La médecine lui paraît la moins déchue des connaissances, à cause de sa fidélité à la tradition des anciens maîtres, qui lui ont tracé la voie, que la pusieron en método y órden de razon. Ce qui laisse fort à désirer dans l’enseignement médical, c’est la pauvreté des démonstrations en anatomie et en matière médicale ; et ce qui manque le plus, ce sont les traductions des médecins grecs, d’autant plus faciles à faire, qu’il y a une remarquable conformité entre le grec et le castillan, de sorte qu’il serait infiniment plus utile de traduire en castillan qu’en latin.
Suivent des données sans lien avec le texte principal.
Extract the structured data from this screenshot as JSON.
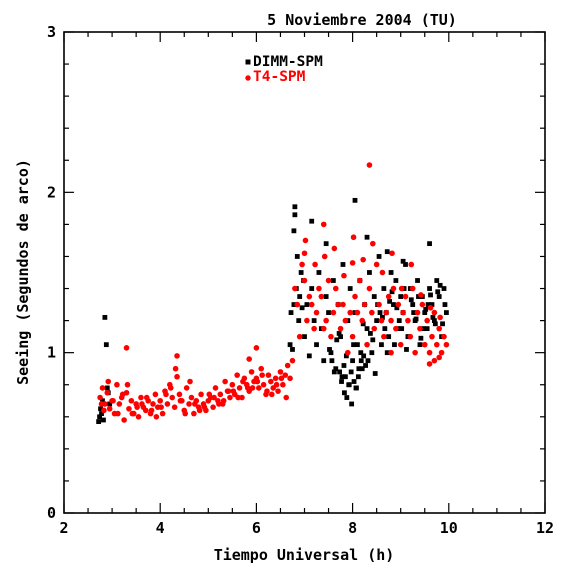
{
  "chart_data": {
    "type": "scatter",
    "title": "5 Noviembre 2004 (TU)",
    "xlabel": "Tiempo Universal (h)",
    "ylabel": "Seeing (Segundos de arco)",
    "xlim": [
      2,
      12
    ],
    "ylim": [
      0,
      3
    ],
    "xticks": [
      "2",
      "4",
      "6",
      "8",
      "10",
      "12"
    ],
    "yticks": [
      "0",
      "1",
      "2",
      "3"
    ],
    "grid": false,
    "legend_placement": "top-center",
    "series": [
      {
        "name": "DIMM-SPM",
        "marker": "square",
        "color": "#000000",
        "x": [
          2.72,
          2.74,
          2.76,
          2.78,
          2.8,
          2.82,
          2.85,
          2.88,
          2.9,
          2.92,
          2.95,
          6.7,
          6.72,
          6.75,
          6.78,
          6.8,
          6.83,
          6.85,
          6.88,
          6.9,
          6.93,
          6.95,
          6.98,
          7.0,
          7.05,
          7.1,
          7.15,
          7.2,
          7.25,
          7.3,
          7.35,
          7.4,
          7.45,
          7.5,
          7.55,
          7.6,
          7.65,
          7.7,
          7.75,
          7.8,
          7.85,
          7.9,
          7.95,
          8.0,
          8.05,
          8.1,
          8.15,
          8.2,
          8.25,
          8.3,
          8.35,
          8.4,
          8.45,
          8.5,
          8.55,
          8.6,
          8.65,
          8.7,
          8.75,
          8.8,
          8.85,
          8.9,
          8.95,
          9.0,
          9.05,
          9.1,
          9.15,
          9.2,
          9.25,
          9.3,
          9.35,
          9.4,
          9.45,
          9.5,
          9.55,
          9.6,
          9.65,
          9.7,
          9.75,
          9.8,
          9.85,
          9.9,
          9.95,
          7.52,
          7.62,
          7.72,
          7.82,
          7.92,
          8.02,
          8.12,
          8.22,
          8.32,
          8.42,
          8.52,
          8.62,
          8.72,
          8.82,
          8.92,
          9.02,
          9.12,
          9.22,
          9.32,
          9.42,
          9.52,
          9.62,
          9.72,
          9.82,
          9.92,
          7.57,
          7.67,
          7.77,
          7.87,
          7.97,
          8.07,
          8.17,
          8.27,
          8.37,
          8.47,
          8.57,
          8.67,
          8.77,
          8.87,
          8.97,
          9.07,
          9.17,
          9.27,
          9.37,
          9.47,
          9.57,
          9.67,
          9.77,
          9.87,
          7.83,
          7.88,
          7.93,
          7.98,
          8.03,
          8.08,
          8.13,
          7.78,
          7.73,
          8.18,
          8.23,
          6.8,
          7.15,
          7.45,
          8.3,
          8.72,
          9.6,
          6.78,
          8.05,
          9.05
        ],
        "y": [
          0.57,
          0.6,
          0.65,
          0.62,
          0.7,
          0.58,
          1.22,
          1.05,
          0.78,
          0.75,
          0.68,
          1.05,
          1.25,
          1.02,
          1.3,
          1.91,
          1.4,
          1.6,
          1.2,
          1.35,
          1.5,
          1.28,
          1.45,
          1.1,
          1.3,
          0.98,
          1.4,
          1.2,
          1.05,
          1.5,
          1.15,
          0.95,
          1.35,
          1.25,
          1.0,
          1.45,
          0.9,
          1.3,
          1.1,
          1.55,
          0.85,
          1.2,
          1.4,
          0.95,
          1.25,
          1.05,
          1.45,
          0.9,
          1.3,
          1.15,
          1.5,
          1.0,
          1.35,
          1.2,
          1.6,
          1.05,
          1.4,
          1.25,
          1.1,
          1.5,
          1.3,
          1.45,
          1.15,
          1.35,
          1.25,
          1.55,
          1.1,
          1.4,
          1.3,
          1.2,
          1.45,
          1.05,
          1.35,
          1.25,
          1.15,
          1.4,
          1.3,
          1.2,
          1.45,
          1.35,
          1.1,
          1.4,
          1.25,
          1.02,
          0.88,
          1.12,
          0.92,
          0.8,
          1.05,
          0.85,
          1.18,
          0.95,
          1.08,
          1.3,
          1.22,
          1.0,
          1.38,
          1.28,
          1.15,
          1.02,
          1.33,
          1.21,
          1.09,
          1.27,
          1.36,
          1.18,
          1.42,
          1.3,
          0.95,
          1.08,
          0.82,
          0.98,
          0.88,
          0.78,
          1.0,
          0.92,
          1.12,
          0.87,
          1.25,
          1.15,
          1.32,
          1.05,
          1.2,
          1.4,
          1.1,
          1.25,
          1.35,
          1.15,
          1.3,
          1.22,
          1.38,
          1.18,
          0.75,
          0.72,
          0.8,
          0.68,
          0.82,
          0.78,
          0.9,
          0.85,
          0.88,
          0.95,
          0.98,
          1.86,
          1.82,
          1.68,
          1.72,
          1.63,
          1.68,
          1.76,
          1.95,
          1.57
        ]
      },
      {
        "name": "T4-SPM",
        "marker": "circle",
        "color": "#ff0000",
        "x": [
          2.75,
          2.8,
          2.85,
          2.9,
          2.95,
          3.0,
          3.05,
          3.1,
          3.15,
          3.2,
          3.25,
          3.3,
          3.35,
          3.4,
          3.45,
          3.5,
          3.55,
          3.6,
          3.65,
          3.7,
          3.75,
          3.8,
          3.85,
          3.9,
          3.95,
          4.0,
          4.05,
          4.1,
          4.15,
          4.2,
          4.25,
          4.3,
          4.35,
          4.4,
          4.45,
          4.5,
          4.55,
          4.6,
          4.65,
          4.7,
          4.75,
          4.8,
          4.85,
          4.9,
          4.95,
          5.0,
          5.05,
          5.1,
          5.15,
          5.2,
          5.25,
          5.3,
          5.35,
          5.4,
          5.45,
          5.5,
          5.55,
          5.6,
          5.65,
          5.7,
          5.75,
          5.8,
          5.85,
          5.9,
          5.95,
          6.0,
          6.05,
          6.1,
          6.15,
          6.2,
          6.25,
          6.3,
          6.35,
          6.4,
          6.45,
          6.5,
          6.55,
          6.6,
          6.65,
          6.7,
          2.78,
          2.92,
          3.12,
          3.32,
          3.52,
          3.72,
          3.92,
          4.12,
          4.32,
          4.52,
          4.72,
          4.92,
          5.12,
          5.32,
          5.52,
          5.72,
          5.92,
          6.12,
          6.32,
          6.52,
          2.83,
          3.02,
          3.22,
          3.42,
          3.62,
          3.82,
          4.02,
          4.22,
          4.42,
          4.62,
          4.82,
          5.02,
          5.22,
          5.42,
          5.62,
          5.82,
          6.02,
          6.22,
          6.42,
          6.62,
          6.75,
          6.8,
          6.85,
          6.9,
          6.95,
          7.0,
          7.05,
          7.1,
          7.15,
          7.2,
          7.25,
          7.3,
          7.35,
          7.4,
          7.45,
          7.5,
          7.55,
          7.6,
          7.65,
          7.7,
          7.75,
          7.8,
          7.85,
          7.9,
          7.95,
          8.0,
          8.05,
          8.1,
          8.15,
          8.2,
          8.25,
          8.3,
          8.35,
          8.4,
          8.45,
          8.5,
          8.55,
          8.6,
          8.65,
          8.7,
          8.75,
          8.8,
          8.85,
          8.9,
          8.95,
          9.0,
          9.05,
          9.1,
          9.15,
          9.2,
          9.25,
          9.3,
          9.35,
          9.4,
          9.45,
          9.5,
          9.55,
          9.6,
          9.65,
          9.7,
          9.75,
          9.8,
          9.85,
          9.9,
          9.95,
          7.02,
          7.22,
          7.42,
          7.62,
          7.82,
          8.02,
          8.22,
          8.42,
          8.62,
          8.82,
          9.02,
          9.22,
          9.42,
          9.62,
          9.82,
          3.3,
          4.35,
          5.85,
          6.0,
          7.0,
          7.4,
          8.35,
          8.0,
          8.8,
          9.6,
          9.7,
          9.8
        ],
        "y": [
          0.72,
          0.78,
          0.68,
          0.75,
          0.65,
          0.7,
          0.62,
          0.8,
          0.68,
          0.72,
          0.58,
          0.75,
          0.65,
          0.7,
          0.62,
          0.68,
          0.6,
          0.72,
          0.66,
          0.64,
          0.7,
          0.62,
          0.68,
          0.74,
          0.66,
          0.7,
          0.62,
          0.76,
          0.68,
          0.8,
          0.72,
          0.66,
          0.85,
          0.74,
          0.7,
          0.64,
          0.78,
          0.68,
          0.72,
          0.62,
          0.7,
          0.66,
          0.74,
          0.68,
          0.64,
          0.7,
          0.72,
          0.66,
          0.78,
          0.7,
          0.74,
          0.68,
          0.82,
          0.76,
          0.72,
          0.8,
          0.74,
          0.86,
          0.78,
          0.72,
          0.84,
          0.8,
          0.76,
          0.88,
          0.82,
          0.84,
          0.78,
          0.9,
          0.8,
          0.74,
          0.86,
          0.82,
          0.78,
          0.84,
          0.76,
          0.88,
          0.8,
          0.86,
          0.92,
          0.84,
          0.68,
          0.82,
          0.62,
          0.8,
          0.66,
          0.72,
          0.6,
          0.74,
          0.9,
          0.62,
          0.68,
          0.66,
          0.72,
          0.7,
          0.76,
          0.82,
          0.78,
          0.86,
          0.74,
          0.84,
          0.64,
          0.7,
          0.74,
          0.62,
          0.68,
          0.64,
          0.66,
          0.78,
          0.7,
          0.82,
          0.64,
          0.74,
          0.68,
          0.76,
          0.72,
          0.78,
          0.82,
          0.76,
          0.8,
          0.72,
          0.95,
          1.4,
          1.3,
          1.1,
          1.55,
          1.45,
          1.2,
          1.35,
          1.3,
          1.15,
          1.25,
          1.4,
          1.35,
          1.15,
          1.2,
          1.45,
          1.1,
          1.25,
          1.4,
          1.3,
          1.15,
          1.3,
          1.2,
          1.0,
          1.25,
          1.1,
          1.35,
          1.25,
          1.45,
          1.2,
          1.3,
          1.05,
          1.4,
          1.25,
          1.15,
          1.55,
          1.3,
          1.2,
          1.1,
          1.25,
          1.35,
          1.2,
          1.4,
          1.15,
          1.3,
          1.05,
          1.25,
          1.35,
          1.2,
          1.1,
          1.4,
          1.0,
          1.25,
          1.15,
          1.3,
          1.05,
          1.2,
          1.0,
          1.1,
          1.25,
          1.05,
          1.15,
          1.0,
          1.1,
          1.05,
          1.7,
          1.55,
          1.6,
          1.65,
          1.48,
          1.72,
          1.58,
          1.68,
          1.5,
          1.62,
          1.4,
          1.55,
          1.36,
          1.28,
          1.22,
          1.03,
          0.98,
          0.96,
          1.03,
          1.62,
          1.8,
          2.17,
          1.56,
          1.0,
          0.93,
          0.95,
          0.97
        ]
      }
    ]
  }
}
On remarquera cette réflexioii d’un helléniste de race, dont les nombreuses traductions d’auteurs grecs comptent parmi les trésors de la littérature espagnole. II faut imiter les Arabes, ajoute-t-il, qui traduisirent en arabe les philosophes et les médecins grecs. Puis, citant Terreur déplorable d’un médecin qui prescrivit de l’eau de chaux au lieu d’eau ferrée, dans une dysenterie, faute de connaître la valeur du mot chalybes, il remarque qu’il n’en serait pas ainsi, si los médicos griegos hablasen en castellano claro, y no en oscuro y barbaro latin. C’est à peine si l’usage de formuler en latin a reçu quelques atteintes en Espagne, où médecins et pharmaciens persistent encore à parler l’ancien grimoire.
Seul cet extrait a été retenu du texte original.